ORGANİK DEMEK NATÜREL DEMEKTİR
Organik zeytinyağı derken neyi kastediyorsunuz? Bazı saygın ziraatçiler, hepsi organik‘ diyerek bu kavrama itiraz ediyor.
Natürel demekle organiği işaret ediyoruz. Yani dışardan, kimya sanayi tarafından hazırlanmış takviyeler ve zirai ilaçlar kullanılmadan yetişitirilmiş olan meyvelerin verdiği yağ! Organik tabanlı, natürel kaynaklı petrol esaslı ve ya kimya san tarfından sentezlenmemiş bahçelerden elde edilen zeytinlerden sıkılmış yağ. Köylünün yaptığı zeytinyağ var, o da tabi ki organik.

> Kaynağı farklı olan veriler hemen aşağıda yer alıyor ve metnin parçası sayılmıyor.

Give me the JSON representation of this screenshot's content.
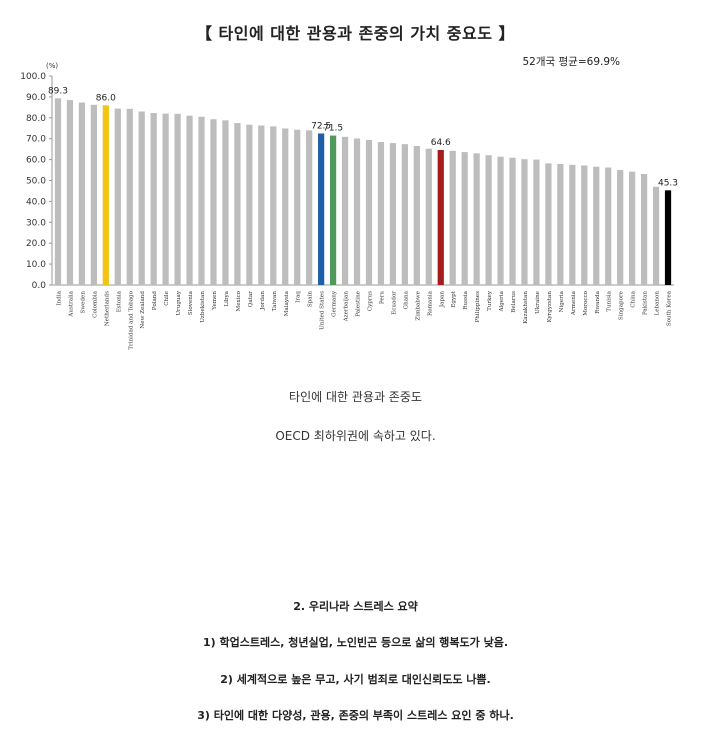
{
  "chart_data": {
    "type": "bar",
    "title": "【 타인에 대한 관용과 존중의 가치 중요도 】",
    "unit_label": "(%)",
    "average_label": "52개국 평균=69.9%",
    "ylim": [
      0,
      100
    ],
    "yticks": [
      "0.0",
      "10.0",
      "20.0",
      "30.0",
      "40.0",
      "50.0",
      "60.0",
      "70.0",
      "80.0",
      "90.0",
      "100.0"
    ],
    "grid": false,
    "categories": [
      "India",
      "Australia",
      "Sweden",
      "Colombia",
      "Netherlands",
      "Estonia",
      "Trinidad and Tobago",
      "New Zealand",
      "Poland",
      "Chile",
      "Uruguay",
      "Slovenia",
      "Uzbekistan",
      "Yemen",
      "Libya",
      "Mexico",
      "Qatar",
      "Jordan",
      "Taiwan",
      "Malaysia",
      "Iraq",
      "Spain",
      "United States",
      "Germany",
      "Azerbaijan",
      "Palestine",
      "Cyprus",
      "Peru",
      "Ecuador",
      "Ghana",
      "Zimbabwe",
      "Romania",
      "Japan",
      "Egypt",
      "Russia",
      "Philippines",
      "Turkey",
      "Algeria",
      "Belarus",
      "Kazakhstan",
      "Ukraine",
      "Kyrgyzstan",
      "Nigeria",
      "Armenia",
      "Morocco",
      "Rwanda",
      "Tunisia",
      "Singapore",
      "China",
      "Pakistan",
      "Lebanon",
      "South Korea"
    ],
    "values": [
      89.3,
      88.5,
      87.3,
      86.2,
      86.0,
      84.4,
      84.3,
      83.0,
      82.3,
      82.0,
      81.9,
      81.0,
      80.5,
      79.3,
      78.8,
      77.5,
      76.7,
      76.3,
      75.9,
      74.9,
      74.3,
      74.0,
      72.5,
      71.5,
      70.9,
      70.1,
      69.4,
      68.4,
      67.9,
      67.4,
      66.5,
      65.2,
      64.6,
      64.2,
      63.6,
      63.0,
      62.1,
      61.4,
      60.9,
      60.2,
      60.0,
      58.2,
      57.9,
      57.5,
      57.2,
      56.6,
      56.2,
      55.0,
      54.2,
      53.1,
      47.0,
      45.3
    ],
    "data_labels": [
      {
        "index": 0,
        "text": "89.3"
      },
      {
        "index": 4,
        "text": "86.0"
      },
      {
        "index": 22,
        "text": "72.5"
      },
      {
        "index": 23,
        "text": "71.5"
      },
      {
        "index": 32,
        "text": "64.6"
      },
      {
        "index": 51,
        "text": "45.3"
      }
    ],
    "colors": {
      "default": "#bdbdbd",
      "highlight": {
        "4": "#f2c414",
        "22": "#1f5fa8",
        "23": "#4f9a5a",
        "32": "#a61c1c",
        "51": "#000000"
      }
    }
  },
  "captions": {
    "line1": "타인에 대한 관용과 존중도",
    "line2": "OECD 최하위권에 속하고 있다."
  },
  "summary": {
    "heading": "2. 우리나라 스트레스 요약",
    "item1": "1) 학업스트레스, 청년실업, 노인빈곤 등으로 삶의 행복도가 낮음.",
    "item2": "2) 세계적으로 높은 무고, 사기 범죄로 대인신뢰도도 나쁨.",
    "item3": "3) 타인에 대한 다양성, 관용, 존중의 부족이 스트레스 요인 중 하나."
  }
}
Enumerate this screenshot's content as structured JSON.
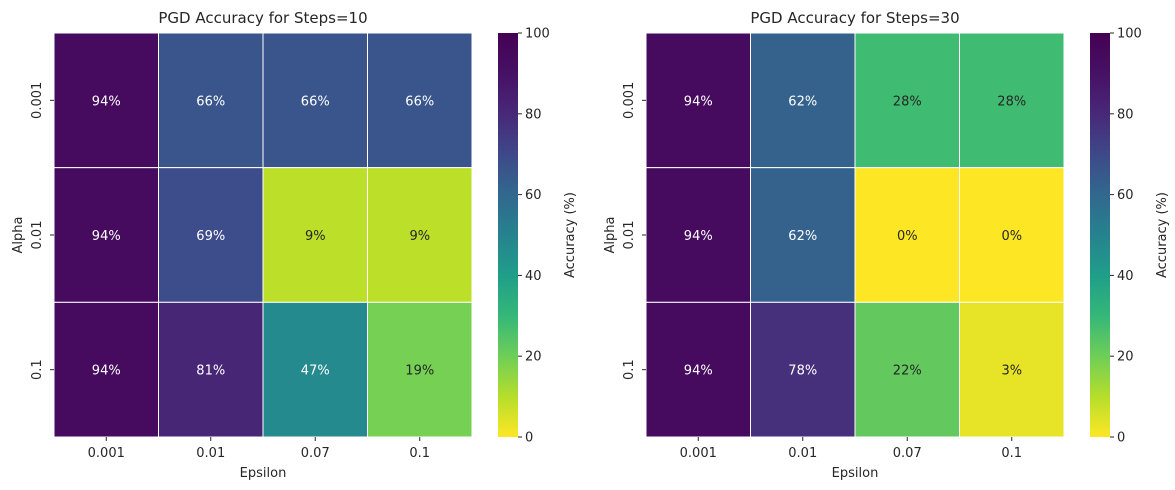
{
  "chart_data": [
    {
      "type": "heatmap",
      "title": "PGD Accuracy for Steps=10",
      "xlabel": "Epsilon",
      "ylabel": "Alpha",
      "x_categories": [
        "0.001",
        "0.01",
        "0.07",
        "0.1"
      ],
      "y_categories": [
        "0.001",
        "0.01",
        "0.1"
      ],
      "values": [
        [
          94,
          66,
          66,
          66
        ],
        [
          94,
          69,
          9,
          9
        ],
        [
          94,
          81,
          47,
          19
        ]
      ],
      "value_labels": [
        [
          "94%",
          "66%",
          "66%",
          "66%"
        ],
        [
          "94%",
          "69%",
          "9%",
          "9%"
        ],
        [
          "94%",
          "81%",
          "47%",
          "19%"
        ]
      ],
      "colorbar": {
        "label": "Accuracy (%)",
        "range": [
          0,
          100
        ],
        "ticks": [
          "0",
          "20",
          "40",
          "60",
          "80",
          "100"
        ],
        "colormap": "viridis_r"
      }
    },
    {
      "type": "heatmap",
      "title": "PGD Accuracy for Steps=30",
      "xlabel": "Epsilon",
      "ylabel": "Alpha",
      "x_categories": [
        "0.001",
        "0.01",
        "0.07",
        "0.1"
      ],
      "y_categories": [
        "0.001",
        "0.01",
        "0.1"
      ],
      "values": [
        [
          94,
          62,
          28,
          28
        ],
        [
          94,
          62,
          0,
          0
        ],
        [
          94,
          78,
          22,
          3
        ]
      ],
      "value_labels": [
        [
          "94%",
          "62%",
          "28%",
          "28%"
        ],
        [
          "94%",
          "62%",
          "0%",
          "0%"
        ],
        [
          "94%",
          "78%",
          "22%",
          "3%"
        ]
      ],
      "colorbar": {
        "label": "Accuracy (%)",
        "range": [
          0,
          100
        ],
        "ticks": [
          "0",
          "20",
          "40",
          "60",
          "80",
          "100"
        ],
        "colormap": "viridis_r"
      }
    }
  ]
}
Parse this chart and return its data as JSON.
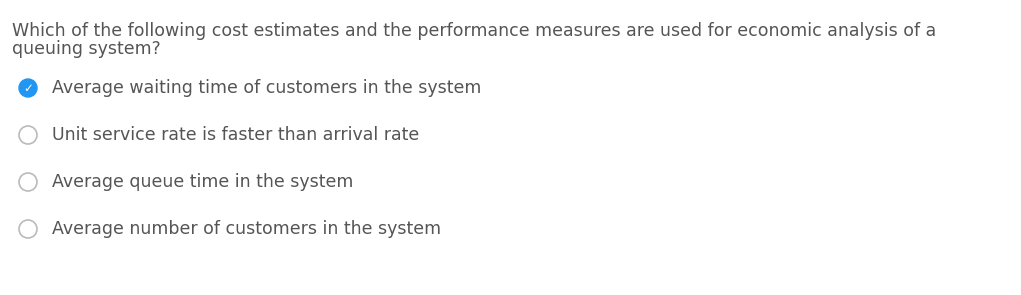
{
  "question_line1": "Which of the following cost estimates and the performance measures are used for economic analysis of a",
  "question_line2": "queuing system?",
  "options": [
    {
      "text": "Average waiting time of customers in the system",
      "selected": true
    },
    {
      "text": "Unit service rate is faster than arrival rate",
      "selected": false
    },
    {
      "text": "Average queue time in the system",
      "selected": false
    },
    {
      "text": "Average number of customers in the system",
      "selected": false
    }
  ],
  "background_color": "#ffffff",
  "text_color": "#555555",
  "question_color": "#555555",
  "selected_circle_color": "#2196F3",
  "unselected_circle_edge_color": "#bbbbbb",
  "checkmark_color": "#ffffff",
  "font_size": 12.5,
  "question_font_size": 12.5,
  "fig_width": 10.21,
  "fig_height": 2.95,
  "dpi": 100
}
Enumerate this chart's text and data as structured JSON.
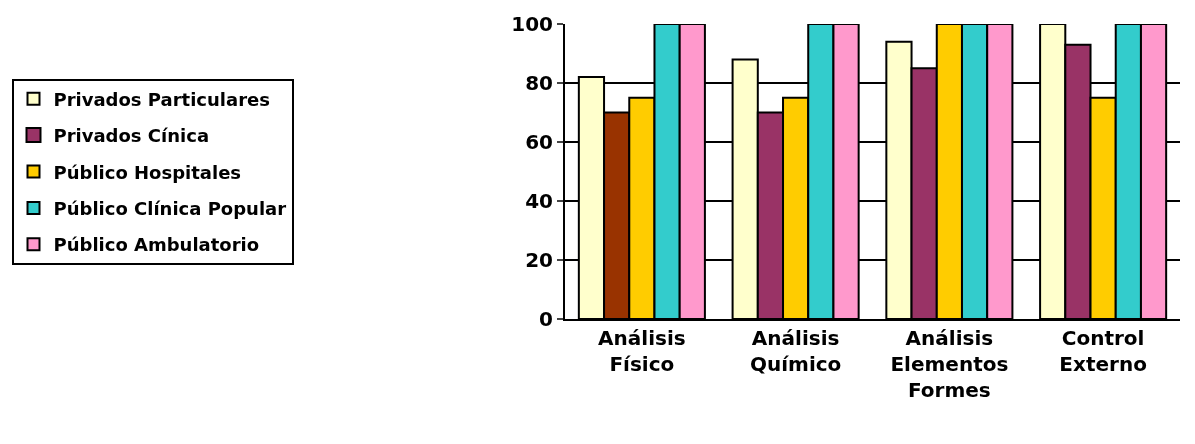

Ama içinde, zeytinde olması mümkün olmayan bir takım bileşenleri içerdiği için bu yağ, sadece zeytinyağıdır. Diğer meyve sebze için de geçerli. Yani ne olmuş? Özellikle çok güzel meyve istediğimiz zaman, bolca gübre ve bolca zirai ilaç kullanmışsın! Güzel olsun, satışı iyi olsun iyi para kazanalım diye. Özellikle yağda çözünenler dokulara giderler. Vücudumuzda dönüştürülmeden atılanlar pek zarar vermezken, kalanlar yağ dokusunda biriktikleri için kanseri, kötü genleri tetikleyebilirler.
ALLAH VERDİ ZİRAATİNDEN MEYVE ZİRAATİNE
İbni Sina’nın yağlı formüllerinde kullandığı tek yağ zeytinyağıdır. Faydalı molekülü alır, kişinin bünyesine aktarır. Bugün pek çok bilimsel yayın var. Oleropain (kansere karşı), oleakantal (alzheimer’a karşı) etkili olduğu yurtdışında kabul edilmiş moleküller.
Bizdeki zeytin üretimi genel olarak ne durumda?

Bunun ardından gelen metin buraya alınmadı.